What is happening here?
The changes have been subtle: she’s stretching out some, her appetite has adjusted slightly, she’s more conscious of clothing and fit. She can be playful and silly with her friends but can quickly switch to eye-rolls and shrug-off her less mature siblings and their antics. She’s stuck in the sticky middle ground between childhood and teenage-hood and some days are just hard. I have noticed heightened levels of frustration over very simple decisions or situations, moodiness (of course), and emotional reactions to selecting preferences over dinner. As a busy mom with lots of plates swirling in the air, it is sometimes hard to remain patient and appropriately navigate these moments.
Reminding myself of the lessons
One of the best things I did was attend a “Growing Up for Girls” class sponsored by Children’s Hospital about two years ago with a few other mom friends and their daughters. There are several other parenting centers and hospitals that offer similar classes, so check out availability in your area. The nurse that hosted the class was amazing; she was so personal and professional about the topics covered (body changes, anatomy, menstrual cycles), but warm and funny enough to entertain the girls. She was perfect. The two major takeaways I had from the class were: 1) Puberty is a six-year transition period. It’s a slow progression and involves growth and hormone changes of wide variety over many years. It’s not quick, and I should expect it to set in for a while. 2) The assigned phrase of “big feelings” that she used to explain days when we feel slightly off, sad, frustrated, or upset for no reason. This one was huge for me, and I even use it with my adult friends when we are having a rough day. I have been able to use the coined term with my daughter to assign the emotions that seem unexplainable and come out of nowhere. It’s been so helpful to give it a name!
Talking it out
I haven’t found any magic approach to communicating with my daughter, but I have tried to slow it down, have a lot more patience, and find opportunities to talk to her in private about what’s going on. I make sure to ask her to explain what she’s feeling as best as she can, to let me know if there is something wrong or if she’s just have a “big feelings” day. I remind her that I’m here to listen even if she doesn’t have the words to define what’s going on. I try to give her space to be alone and then encourage her to socialize when I think she needs it. We attempt to stay active and have fun things to look forward to. I also call my mom often to seek advice and to be reminded that I, too, went through this phase.

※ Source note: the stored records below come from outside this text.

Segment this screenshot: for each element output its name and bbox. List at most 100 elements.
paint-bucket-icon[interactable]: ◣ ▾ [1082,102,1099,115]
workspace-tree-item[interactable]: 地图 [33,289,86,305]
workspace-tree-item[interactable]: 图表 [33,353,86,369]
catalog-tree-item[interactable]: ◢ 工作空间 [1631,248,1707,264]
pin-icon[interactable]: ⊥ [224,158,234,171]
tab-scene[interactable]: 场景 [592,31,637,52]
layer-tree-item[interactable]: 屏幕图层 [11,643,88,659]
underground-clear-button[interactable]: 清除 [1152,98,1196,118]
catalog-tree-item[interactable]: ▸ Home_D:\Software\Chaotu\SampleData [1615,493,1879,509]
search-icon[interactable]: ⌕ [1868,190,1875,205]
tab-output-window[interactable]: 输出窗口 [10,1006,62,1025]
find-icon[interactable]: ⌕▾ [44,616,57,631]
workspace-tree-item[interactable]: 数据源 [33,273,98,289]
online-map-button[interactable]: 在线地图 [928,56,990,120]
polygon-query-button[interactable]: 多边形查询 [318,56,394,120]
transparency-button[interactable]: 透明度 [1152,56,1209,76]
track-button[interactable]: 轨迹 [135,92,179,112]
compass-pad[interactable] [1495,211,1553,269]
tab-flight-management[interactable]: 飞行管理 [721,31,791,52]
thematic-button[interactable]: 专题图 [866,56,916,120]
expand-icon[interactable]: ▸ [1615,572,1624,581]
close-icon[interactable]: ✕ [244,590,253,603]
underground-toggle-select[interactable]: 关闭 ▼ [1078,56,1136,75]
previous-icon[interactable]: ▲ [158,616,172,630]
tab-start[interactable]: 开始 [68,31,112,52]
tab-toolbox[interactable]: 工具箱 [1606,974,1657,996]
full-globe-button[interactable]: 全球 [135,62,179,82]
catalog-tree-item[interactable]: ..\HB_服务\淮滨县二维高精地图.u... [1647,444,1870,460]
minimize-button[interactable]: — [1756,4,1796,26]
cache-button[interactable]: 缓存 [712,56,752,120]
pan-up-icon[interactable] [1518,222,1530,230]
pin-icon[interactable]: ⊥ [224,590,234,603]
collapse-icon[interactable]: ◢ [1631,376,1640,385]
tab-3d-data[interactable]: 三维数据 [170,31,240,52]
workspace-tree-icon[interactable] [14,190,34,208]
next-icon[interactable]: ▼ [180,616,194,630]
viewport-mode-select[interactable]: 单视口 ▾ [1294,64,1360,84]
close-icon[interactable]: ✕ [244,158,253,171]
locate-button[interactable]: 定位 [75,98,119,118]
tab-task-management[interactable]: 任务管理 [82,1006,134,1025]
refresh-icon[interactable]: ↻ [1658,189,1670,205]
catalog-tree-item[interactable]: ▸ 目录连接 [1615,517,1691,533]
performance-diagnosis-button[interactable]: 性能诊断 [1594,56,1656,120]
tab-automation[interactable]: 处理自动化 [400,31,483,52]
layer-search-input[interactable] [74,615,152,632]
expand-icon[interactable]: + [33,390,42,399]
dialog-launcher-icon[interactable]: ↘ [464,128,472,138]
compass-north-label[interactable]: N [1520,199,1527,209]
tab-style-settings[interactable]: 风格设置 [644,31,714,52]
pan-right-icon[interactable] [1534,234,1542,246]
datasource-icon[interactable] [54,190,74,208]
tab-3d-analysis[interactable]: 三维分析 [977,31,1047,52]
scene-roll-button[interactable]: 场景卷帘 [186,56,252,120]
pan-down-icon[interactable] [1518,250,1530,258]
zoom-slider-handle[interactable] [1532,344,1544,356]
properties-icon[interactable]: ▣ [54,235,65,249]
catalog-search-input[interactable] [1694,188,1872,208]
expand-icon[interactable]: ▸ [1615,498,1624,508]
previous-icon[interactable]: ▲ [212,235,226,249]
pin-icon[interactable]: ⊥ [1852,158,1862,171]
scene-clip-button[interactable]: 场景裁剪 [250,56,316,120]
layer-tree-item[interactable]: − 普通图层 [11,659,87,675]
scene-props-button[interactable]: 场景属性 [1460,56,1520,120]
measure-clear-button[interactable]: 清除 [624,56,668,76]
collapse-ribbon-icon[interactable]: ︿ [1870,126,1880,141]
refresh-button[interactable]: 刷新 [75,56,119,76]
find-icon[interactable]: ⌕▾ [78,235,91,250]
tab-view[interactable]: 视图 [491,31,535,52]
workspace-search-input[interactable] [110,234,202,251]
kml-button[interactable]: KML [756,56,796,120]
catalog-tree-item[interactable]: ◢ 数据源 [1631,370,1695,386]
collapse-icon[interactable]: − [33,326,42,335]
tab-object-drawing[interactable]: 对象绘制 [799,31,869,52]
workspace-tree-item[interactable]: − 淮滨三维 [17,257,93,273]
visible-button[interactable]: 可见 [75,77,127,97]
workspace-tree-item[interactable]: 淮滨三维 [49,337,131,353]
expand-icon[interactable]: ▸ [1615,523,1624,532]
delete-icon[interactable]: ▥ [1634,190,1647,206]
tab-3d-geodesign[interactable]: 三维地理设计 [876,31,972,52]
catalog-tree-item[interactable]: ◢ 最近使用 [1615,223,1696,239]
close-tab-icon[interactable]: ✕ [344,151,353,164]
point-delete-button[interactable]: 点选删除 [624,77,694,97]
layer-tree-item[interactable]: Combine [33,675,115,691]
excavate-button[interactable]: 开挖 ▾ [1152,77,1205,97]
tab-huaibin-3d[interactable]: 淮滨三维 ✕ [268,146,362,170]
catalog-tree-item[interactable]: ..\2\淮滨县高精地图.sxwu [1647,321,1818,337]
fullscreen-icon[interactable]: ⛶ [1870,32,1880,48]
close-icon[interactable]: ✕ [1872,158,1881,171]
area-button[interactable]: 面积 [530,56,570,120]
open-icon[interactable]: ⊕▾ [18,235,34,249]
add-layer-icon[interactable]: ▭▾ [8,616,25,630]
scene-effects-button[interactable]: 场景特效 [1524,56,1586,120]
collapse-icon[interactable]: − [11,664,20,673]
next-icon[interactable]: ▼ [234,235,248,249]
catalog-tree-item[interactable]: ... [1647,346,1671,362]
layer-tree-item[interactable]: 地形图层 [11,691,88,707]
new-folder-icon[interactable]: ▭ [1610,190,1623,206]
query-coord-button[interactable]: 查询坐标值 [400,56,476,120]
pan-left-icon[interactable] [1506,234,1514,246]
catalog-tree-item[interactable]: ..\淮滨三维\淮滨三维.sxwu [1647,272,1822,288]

If you’re experiencing pre-pre-teenage-hood with your daughter, know that you aren’t alone and that many of us are treading cautiously into new territories with growing minds, changing bodies, and temperamental hormones. Currently we are stuck in the middle, but time is fleeting, and we’ll look back on this time and wish we had more time with our girls at this age.
I too have a “pre” pre-teen daughter, age 10. No one can prepare for this emotional roller coaster of raising a daughter. I recently had another daughter so now I have 2. Thank you for sharing your truth! It’s good to know we’re not alone.
Thanks, Angel! It’s such a challenging time for the girls (and for the moms). Plus there is added stress and emotions due to this crazy year we have had! So glad you enjoyed the post and got some reassurance that you aren’t alone in it.